Jackson, Tennessee, 1839. Envelope or Cover. This three-page stampless letter measures 15.5” x 12.5” unfolded. It is datelined “Jackson Feb. 2. 1839”. It bears a relatively circular “Jackson / Ten.” postmark dated “Feb / 4” and a “12½” rate handstamp, both in blue. (A combination of relatively scarce postal markings per p. 750, Vol. 1, ASCC 1997.) Two pinholes at the intersection of postal folds and two small marginal repairs with what appears to be archival tape. In nice shape. Partial transcript included.

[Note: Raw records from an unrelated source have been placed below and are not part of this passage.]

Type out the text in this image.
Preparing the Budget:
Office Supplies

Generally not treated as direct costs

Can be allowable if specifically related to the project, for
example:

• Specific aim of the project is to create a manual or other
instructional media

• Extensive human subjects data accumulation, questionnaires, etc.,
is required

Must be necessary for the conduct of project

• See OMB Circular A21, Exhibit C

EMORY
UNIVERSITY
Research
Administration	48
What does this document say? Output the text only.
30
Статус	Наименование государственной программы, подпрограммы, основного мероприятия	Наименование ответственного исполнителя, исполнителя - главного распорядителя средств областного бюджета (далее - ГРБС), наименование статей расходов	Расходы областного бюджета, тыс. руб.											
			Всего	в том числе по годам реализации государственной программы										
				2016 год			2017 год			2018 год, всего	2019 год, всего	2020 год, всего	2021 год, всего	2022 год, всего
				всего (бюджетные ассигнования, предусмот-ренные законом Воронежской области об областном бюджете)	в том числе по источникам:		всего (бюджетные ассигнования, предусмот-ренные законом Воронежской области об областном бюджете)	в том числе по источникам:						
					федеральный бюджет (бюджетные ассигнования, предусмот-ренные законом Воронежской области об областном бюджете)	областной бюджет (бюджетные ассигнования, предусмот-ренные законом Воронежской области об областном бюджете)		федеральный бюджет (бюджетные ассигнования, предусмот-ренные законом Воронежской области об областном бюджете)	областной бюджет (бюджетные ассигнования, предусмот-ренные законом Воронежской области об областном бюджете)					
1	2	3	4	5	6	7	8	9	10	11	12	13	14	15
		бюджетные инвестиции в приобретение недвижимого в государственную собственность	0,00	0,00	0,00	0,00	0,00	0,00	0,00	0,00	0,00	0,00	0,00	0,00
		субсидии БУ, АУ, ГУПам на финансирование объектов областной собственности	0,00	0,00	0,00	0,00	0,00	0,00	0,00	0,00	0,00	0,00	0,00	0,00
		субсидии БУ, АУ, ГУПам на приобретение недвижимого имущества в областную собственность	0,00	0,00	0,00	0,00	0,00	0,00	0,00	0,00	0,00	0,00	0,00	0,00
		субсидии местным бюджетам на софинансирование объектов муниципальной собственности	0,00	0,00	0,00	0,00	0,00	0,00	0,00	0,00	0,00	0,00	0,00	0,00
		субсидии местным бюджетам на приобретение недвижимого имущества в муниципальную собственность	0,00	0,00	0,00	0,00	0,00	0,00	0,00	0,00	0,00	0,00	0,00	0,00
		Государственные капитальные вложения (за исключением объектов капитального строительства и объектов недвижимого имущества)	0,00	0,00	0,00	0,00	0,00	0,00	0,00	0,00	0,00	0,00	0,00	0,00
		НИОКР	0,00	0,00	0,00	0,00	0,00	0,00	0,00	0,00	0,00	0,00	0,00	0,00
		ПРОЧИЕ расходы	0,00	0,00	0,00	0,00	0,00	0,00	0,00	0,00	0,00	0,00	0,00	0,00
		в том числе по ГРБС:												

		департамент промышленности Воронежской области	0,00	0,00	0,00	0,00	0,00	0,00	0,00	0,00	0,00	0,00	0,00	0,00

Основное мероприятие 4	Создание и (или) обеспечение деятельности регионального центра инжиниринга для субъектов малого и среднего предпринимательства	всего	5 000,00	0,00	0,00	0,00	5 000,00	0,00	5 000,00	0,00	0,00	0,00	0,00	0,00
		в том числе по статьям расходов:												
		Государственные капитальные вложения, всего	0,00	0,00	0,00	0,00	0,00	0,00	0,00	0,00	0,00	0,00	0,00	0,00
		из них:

In the letter, an attorney answers a query regarding the inheritance of his “quite ill” partner regarding the inheritance of an estate including property valued at $3,000 and named slaves valued at $5,000.

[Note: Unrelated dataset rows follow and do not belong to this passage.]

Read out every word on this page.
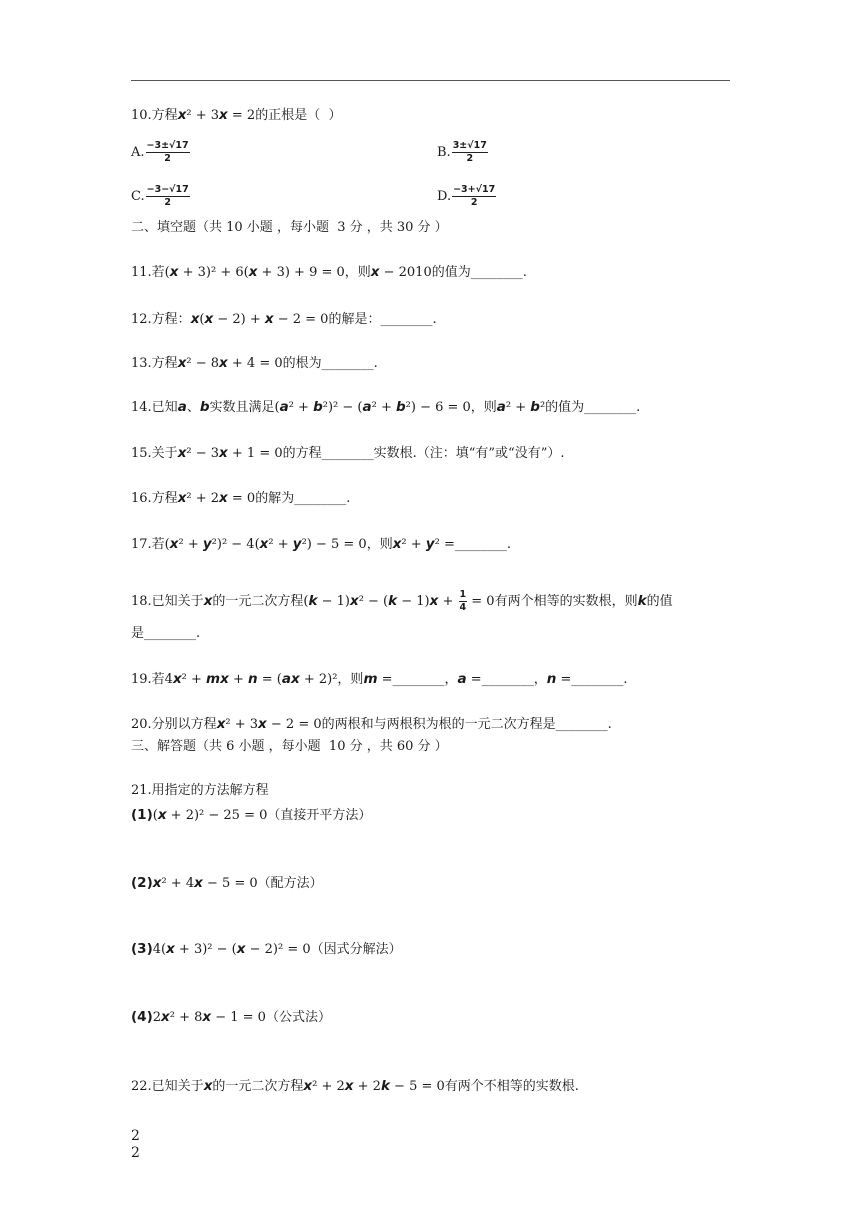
10.方程x² + 3x = 2的正根是（  ）
A. $\frac{-3\pm√17}{2}$	B. $\frac{3\pm√17}{2}$
C. $\frac{-3-√17}{2}$	D. $\frac{-3+√17}{2}$
二、填空题（共 10 小题 ，每小题  3 分 ，共 30 分 ）
11.若(x + 3)² + 6(x + 3) + 9 = 0，则x − 2010的值为________.
12.方程：x(x − 2) + x − 2 = 0的解是：________.
13.方程x² − 8x + 4 = 0的根为________.
14.已知a、b实数且满足(a² + b²)² − (a² + b²) − 6 = 0，则a² + b²的值为________.
15.关于x² − 3x + 1 = 0的方程________实数根.（注：填“有”或“没有”）.
16.方程x² + 2x = 0的解为________.
17.若(x² + y²)² − 4(x² + y²) − 5 = 0，则x² + y² =________.
18.已知关于x的一元二次方程$(k - 1)x^2 - (k - 1)x + \frac{1}{4} = 0$有两个相等的实数根，则k的值
是________.
19.若4x² + mx + n = (ax + 2)²，则m =________，a =________，n =________.
20.分别以方程x² + 3x − 2 = 0的两根和与两根积为根的一元二次方程是________.
三、解答题（共 6 小题 ，每小题  10 分 ，共 60 分 ）
21.用指定的方法解方程
(1)(x + 2)² − 25 = 0（直接开平方法）
(2)x² + 4x − 5 = 0（配方法）
(3)4(x + 3)² − (x − 2)² = 0（因式分解法）
(4)2x² + 8x − 1 = 0（公式法）
22.已知关于x的一元二次方程x² + 2x + 2k − 5 = 0有两个不相等的实数根.
2
2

“The inventory of the property of Salem Arnold Senior and ward shows as follows. One negro man, Lewis – one negro woman Ramona and her six children, Jacob, , Hamill, Francis, Henry two children Tunis, Sam & Polly – Two milk cows, & two yearlings, two beds & furniture, six chairs, one kettle & one oven. There is also a tract of land of from 400 to 600 acres. . .. The land may be surely estimated a $3000 and the negroes at $5000. The negroes have doubtless insurance but I cannot know without attracting suspicions which you wish to avoid.”

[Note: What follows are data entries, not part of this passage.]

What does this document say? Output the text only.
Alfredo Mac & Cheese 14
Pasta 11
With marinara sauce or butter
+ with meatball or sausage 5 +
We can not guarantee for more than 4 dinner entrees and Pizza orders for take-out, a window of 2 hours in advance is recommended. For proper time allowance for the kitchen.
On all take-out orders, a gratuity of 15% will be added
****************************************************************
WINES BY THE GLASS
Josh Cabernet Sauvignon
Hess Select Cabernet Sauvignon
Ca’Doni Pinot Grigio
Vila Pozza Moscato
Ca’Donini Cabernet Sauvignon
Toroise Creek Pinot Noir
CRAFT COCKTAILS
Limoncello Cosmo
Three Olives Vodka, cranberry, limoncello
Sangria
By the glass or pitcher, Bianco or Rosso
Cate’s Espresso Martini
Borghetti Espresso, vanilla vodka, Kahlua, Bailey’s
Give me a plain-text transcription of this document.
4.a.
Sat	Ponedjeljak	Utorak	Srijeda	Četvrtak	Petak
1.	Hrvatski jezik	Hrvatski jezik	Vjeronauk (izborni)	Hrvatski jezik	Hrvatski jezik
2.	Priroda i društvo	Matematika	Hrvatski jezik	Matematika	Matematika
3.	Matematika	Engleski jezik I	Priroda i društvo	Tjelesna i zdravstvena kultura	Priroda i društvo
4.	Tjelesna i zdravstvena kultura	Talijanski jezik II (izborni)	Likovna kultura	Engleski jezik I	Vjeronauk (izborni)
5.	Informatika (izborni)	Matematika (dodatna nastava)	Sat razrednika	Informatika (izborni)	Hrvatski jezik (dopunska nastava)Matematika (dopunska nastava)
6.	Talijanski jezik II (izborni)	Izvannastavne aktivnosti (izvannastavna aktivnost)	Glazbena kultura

The inheritance was significant. $3,000 in 1839 is equivalent to $83,600 today, and $5,000 in 1839 is equivalent to $139,300.
The remainder of the letter details hush-hush machinations that suggest a conspiracy to prevent “different branches of the family” to learn about the distribution of the estate. Very good. Item #009642
It is always startlingly disturbing to discover documents listing human beings as no more than chattel to be sold, traded, or distributed along with kettles, livestock, furniture, etc.